MCQUEEN: To me, "Bound 2" looked like a Prince video. Aesthetically, it had that kind of feel. It wouldn't have looked out of place if it were part of Purple Rain [1984].

WEST: Well, I'd be biased to think that the community of Geminis is the most consistently in tune with what their spirit is telling them to do or why they have breath in their lungs. But I do think that creative Geminis—Tupac, Biggie, Prince, Miles Davis, all being Geminis—have, throughout history, been really in tune with those things. You know, some different friends of mine have been showing me these interviews that Tupac did and how they're very simple and to the point. I watched them, and one of the things that Tupac kept saying is that he wanted thugs to be recognized. Now Jay-Z is a multi-hundred-millionaire who came from the streets, so Tupac's mission, in a way, has been realized. But my mission is very different from Tupac's—and I'm not Tupac. But I think that when I compare myself to Steve Jobs, Walt Disney, Howard Hughes, or whoever, it's because I'm trying to give people a little bit of context to the possibilities that are in front of me, as opposed to putting me in the rap category that the Grammys has put me in. In no way do I want to be the next any one of them. But I am the first me. So I only mention those other names to try to give people a little bit of context.

The Grammys:

MCQUEEN: It actually stunned me to find out that you've never won Best Album at the Grammys.
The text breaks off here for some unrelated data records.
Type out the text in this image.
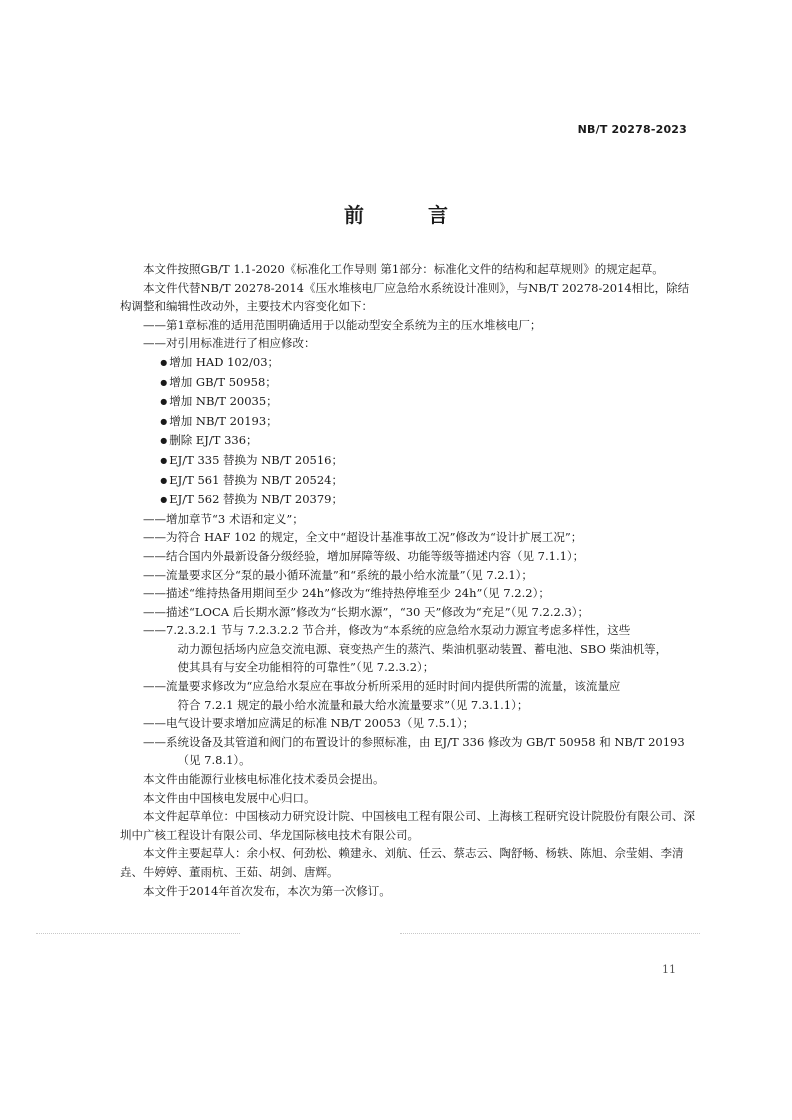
NB/T 20278-2023
前　言

本文件按照GB/T 1.1-2020《标准化工作导则 第1部分：标准化文件的结构和起草规则》的规定起草。

本文件代替NB/T 20278-2014《压水堆核电厂应急给水系统设计准则》，与NB/T 20278-2014相比，除结构调整和编辑性改动外，主要技术内容变化如下：

——第1章标准的适用范围明确适用于以能动型安全系统为主的压水堆核电厂；

——对引用标准进行了相应修改：

● 增加 HAD 102/03；

● 增加 GB/T 50958；

● 增加 NB/T 20035；

● 增加 NB/T 20193；

● 删除 EJ/T 336；

● EJ/T 335 替换为 NB/T 20516；

● EJ/T 561 替换为 NB/T 20524；

● EJ/T 562 替换为 NB/T 20379；

——增加章节“3 术语和定义”；

——为符合 HAF 102 的规定，全文中“超设计基准事故工况”修改为“设计扩展工况”；

——结合国内外最新设备分级经验，增加屏障等级、功能等级等描述内容（见 7.1.1）；

——流量要求区分“泵的最小循环流量”和“系统的最小给水流量”（见 7.2.1）；

——描述“维持热备用期间至少 24h”修改为“维持热停堆至少 24h”（见 7.2.2）；

——描述“LOCA 后长期水源”修改为“长期水源”，“30 天”修改为“充足”（见 7.2.2.3）；

——7.2.3.2.1 节与 7.2.3.2.2 节合并，修改为“本系统的应急给水泵动力源宜考虑多样性，这些

动力源包括场内应急交流电源、衰变热产生的蒸汽、柴油机驱动装置、蓄电池、SBO 柴油机等，

使其具有与安全功能相符的可靠性”（见 7.2.3.2）；

——流量要求修改为“应急给水泵应在事故分析所采用的延时时间内提供所需的流量，该流量应

符合 7.2.1 规定的最小给水流量和最大给水流量要求”（见 7.3.1.1）；

——电气设计要求增加应满足的标准 NB/T 20053（见 7.5.1）；

——系统设备及其管道和阀门的布置设计的参照标准，由 EJ/T 336 修改为 GB/T 50958 和 NB/T 20193

（见 7.8.1）。

本文件由能源行业核电标准化技术委员会提出。

本文件由中国核电发展中心归口。

本文件起草单位：中国核动力研究设计院、中国核电工程有限公司、上海核工程研究设计院股份有限公司、深圳中广核工程设计有限公司、华龙国际核电技术有限公司。

本文件主要起草人：余小权、何劲松、赖建永、刘航、任云、蔡志云、陶舒畅、杨轶、陈旭、佘莹娟、李清垚、牛婷婷、董雨杭、王茹、胡剑、唐辉。

本文件于2014年首次发布，本次为第一次修订。

11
I suppose I shouldn't be surprised, but it's kind of odd, considering what you've done in music over the last decade. WEST: I wasn't even nominated for Best Album this year. This year, I only got two nominations by the Grammys: for Best Rap Album and Best Rap Song.
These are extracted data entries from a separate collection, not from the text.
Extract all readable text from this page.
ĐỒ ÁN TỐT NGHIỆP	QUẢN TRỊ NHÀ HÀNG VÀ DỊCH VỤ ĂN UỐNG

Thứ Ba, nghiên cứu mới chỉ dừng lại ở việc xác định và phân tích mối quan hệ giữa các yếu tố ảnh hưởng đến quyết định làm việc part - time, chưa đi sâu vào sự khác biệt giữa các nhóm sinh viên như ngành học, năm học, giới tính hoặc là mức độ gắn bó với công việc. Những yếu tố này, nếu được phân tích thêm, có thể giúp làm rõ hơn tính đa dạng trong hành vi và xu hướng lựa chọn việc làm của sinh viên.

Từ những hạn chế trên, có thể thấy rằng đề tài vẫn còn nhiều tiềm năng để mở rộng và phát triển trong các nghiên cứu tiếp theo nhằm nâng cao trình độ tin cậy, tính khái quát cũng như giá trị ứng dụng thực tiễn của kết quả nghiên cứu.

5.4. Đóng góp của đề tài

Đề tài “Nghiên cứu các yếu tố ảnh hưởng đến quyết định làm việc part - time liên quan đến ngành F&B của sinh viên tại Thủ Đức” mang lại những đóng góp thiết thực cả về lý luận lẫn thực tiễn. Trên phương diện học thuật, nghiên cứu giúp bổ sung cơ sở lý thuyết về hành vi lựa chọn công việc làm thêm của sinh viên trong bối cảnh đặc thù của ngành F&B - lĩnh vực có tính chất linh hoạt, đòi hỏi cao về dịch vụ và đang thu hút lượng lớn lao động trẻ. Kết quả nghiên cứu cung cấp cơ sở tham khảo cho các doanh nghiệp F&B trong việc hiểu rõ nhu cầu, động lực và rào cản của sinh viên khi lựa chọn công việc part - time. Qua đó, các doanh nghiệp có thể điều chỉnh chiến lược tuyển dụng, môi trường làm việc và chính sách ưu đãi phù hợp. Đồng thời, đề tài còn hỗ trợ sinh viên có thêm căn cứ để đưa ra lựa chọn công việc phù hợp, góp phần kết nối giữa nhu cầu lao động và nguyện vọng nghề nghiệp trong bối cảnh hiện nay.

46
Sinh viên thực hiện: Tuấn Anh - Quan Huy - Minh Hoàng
MCQUEEN: Well, that's my problem with all this stuff. It's ghettoization—and I'm talking about country as much as rap. It's all just music. And I've got a problem with people kind of trying to categorize it, where it's either good or it's bad. I find it all odd, to be honest. Have you ever been nominated for Best Album?
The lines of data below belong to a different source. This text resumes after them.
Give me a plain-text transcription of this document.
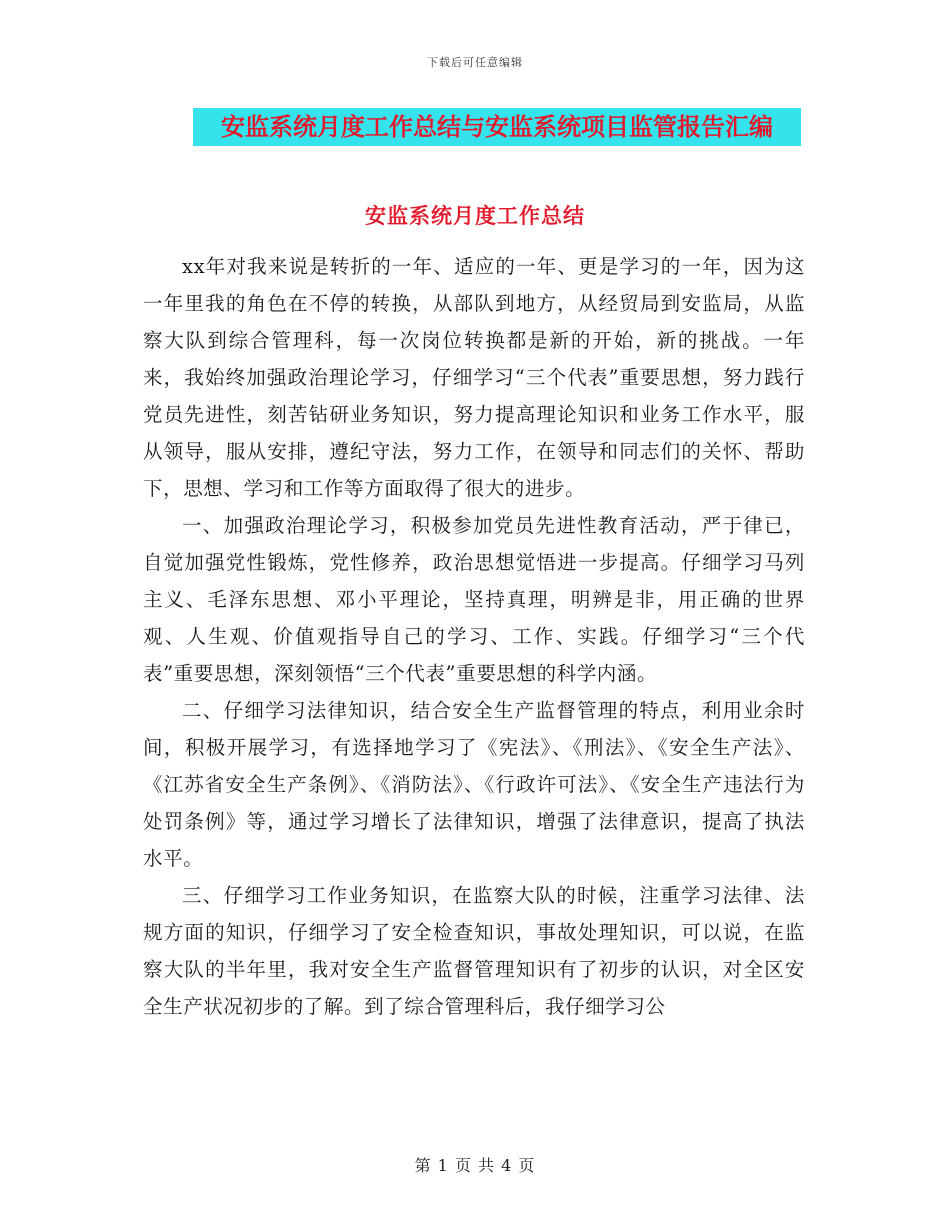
下载后可任意编辑
安监系统月度工作总结与安监系统项目监管报告汇编
安监系统月度工作总结

xx年对我来说是转折的一年、适应的一年、更是学习的一年，因为这一年里我的角色在不停的转换，从部队到地方，从经贸局到安监局，从监察大队到综合管理科，每一次岗位转换都是新的开始，新的挑战。一年来，我始终加强政治理论学习，仔细学习“三个代表”重要思想，努力践行党员先进性，刻苦钻研业务知识，努力提高理论知识和业务工作水平，服从领导，服从安排，遵纪守法，努力工作，在领导和同志们的关怀、帮助下，思想、学习和工作等方面取得了很大的进步。

一、加强政治理论学习，积极参加党员先进性教育活动，严于律已，自觉加强党性锻炼，党性修养，政治思想觉悟进一步提高。仔细学习马列主义、毛泽东思想、邓小平理论，坚持真理，明辨是非，用正确的世界观、人生观、价值观指导自己的学习、工作、实践。仔细学习“三个代表”重要思想，深刻领悟“三个代表”重要思想的科学内涵。

二、仔细学习法律知识，结合安全生产监督管理的特点，利用业余时间，积极开展学习，有选择地学习了《宪法》、《刑法》、《安全生产法》、《江苏省安全生产条例》、《消防法》、《行政许可法》、《安全生产违法行为处罚条例》等，通过学习增长了法律知识，增强了法律意识，提高了执法水平。

三、仔细学习工作业务知识，在监察大队的时候，注重学习法律、法规方面的知识，仔细学习了安全检查知识，事故处理知识，可以说，在监察大队的半年里，我对安全生产监督管理知识有了初步的认识，对全区安全生产状况初步的了解。到了综合管理科后，我仔细学习公

第 1 页 共 4 页
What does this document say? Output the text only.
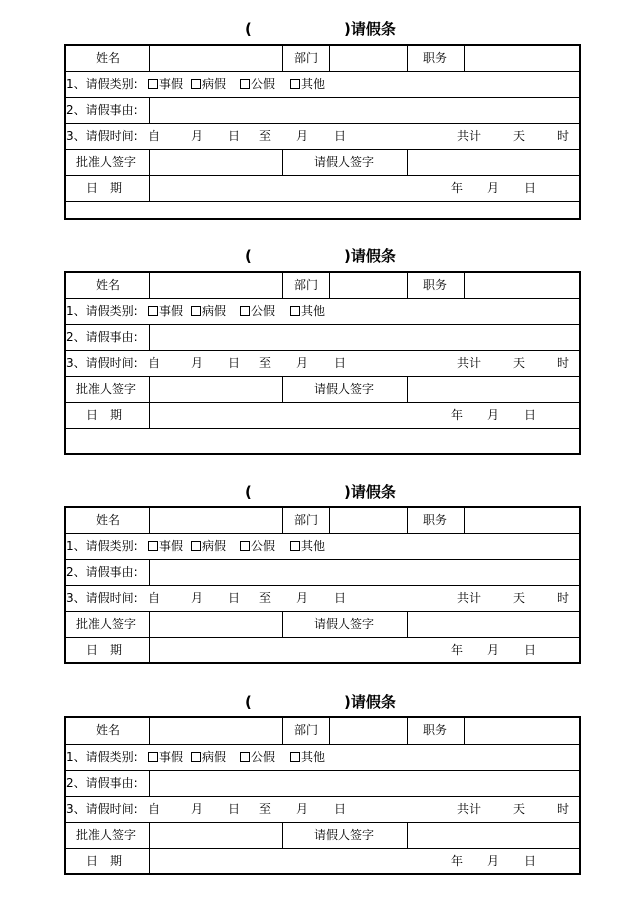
(	)请假条
姓名	部门	职务
1、请假类别:	事假	病假	公假	其他
2、请假事由:
3、请假时间: 自	月 日 至 月 日	共计	天	时
批准人签字	请假人签字
日　期	年 月 日
(	)请假条
姓名	部门	职务
1、请假类别:	事假	病假	公假	其他
2、请假事由:
3、请假时间: 自	月 日 至 月 日	共计	天	时
批准人签字	请假人签字
日　期	年 月 日
(	)请假条
姓名	部门	职务
1、请假类别:	事假	病假	公假	其他
2、请假事由:
3、请假时间: 自	月 日 至 月 日	共计	天	时
批准人签字	请假人签字
日　期	年 月 日
(	)请假条
姓名	部门	职务
1、请假类别:	事假	病假	公假	其他
2、请假事由:
3、请假时间: 自	月 日 至 月 日	共计	天	时
批准人签字	请假人签字
日　期	年 月 日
WEST: I've been nominated for Best Album maybe three times. I made Dark Fantasy and Watch the Throne less than a year apart and neither of them got nominated. "Ni**as in Paris" [off Watch the Throne] wasn't nominated for Best Song either. But let's go into the fact that I have the most Grammys of any 36-year-old or 40-year-old or whatever, and I've never won a Grammy outside of the Rap or R&B categories. "Jesus Walks" lost Best Song to some other song; "Ni**as in Paris" wasn't nominated in that category. But those are the labels that people want to put on you. People see you in a certain way, so if I was doing a clothing line that had rock tees in it or whatever we just did for the "Yeezus" tour, which sells $400,000 of stuff in two days ... You know, I like Shame [2011] as much as 12 Years a Slave, but Hollywood likes the idea of a black director directing 12 Years a Slave more than it likes the idea of a black director directing Shame.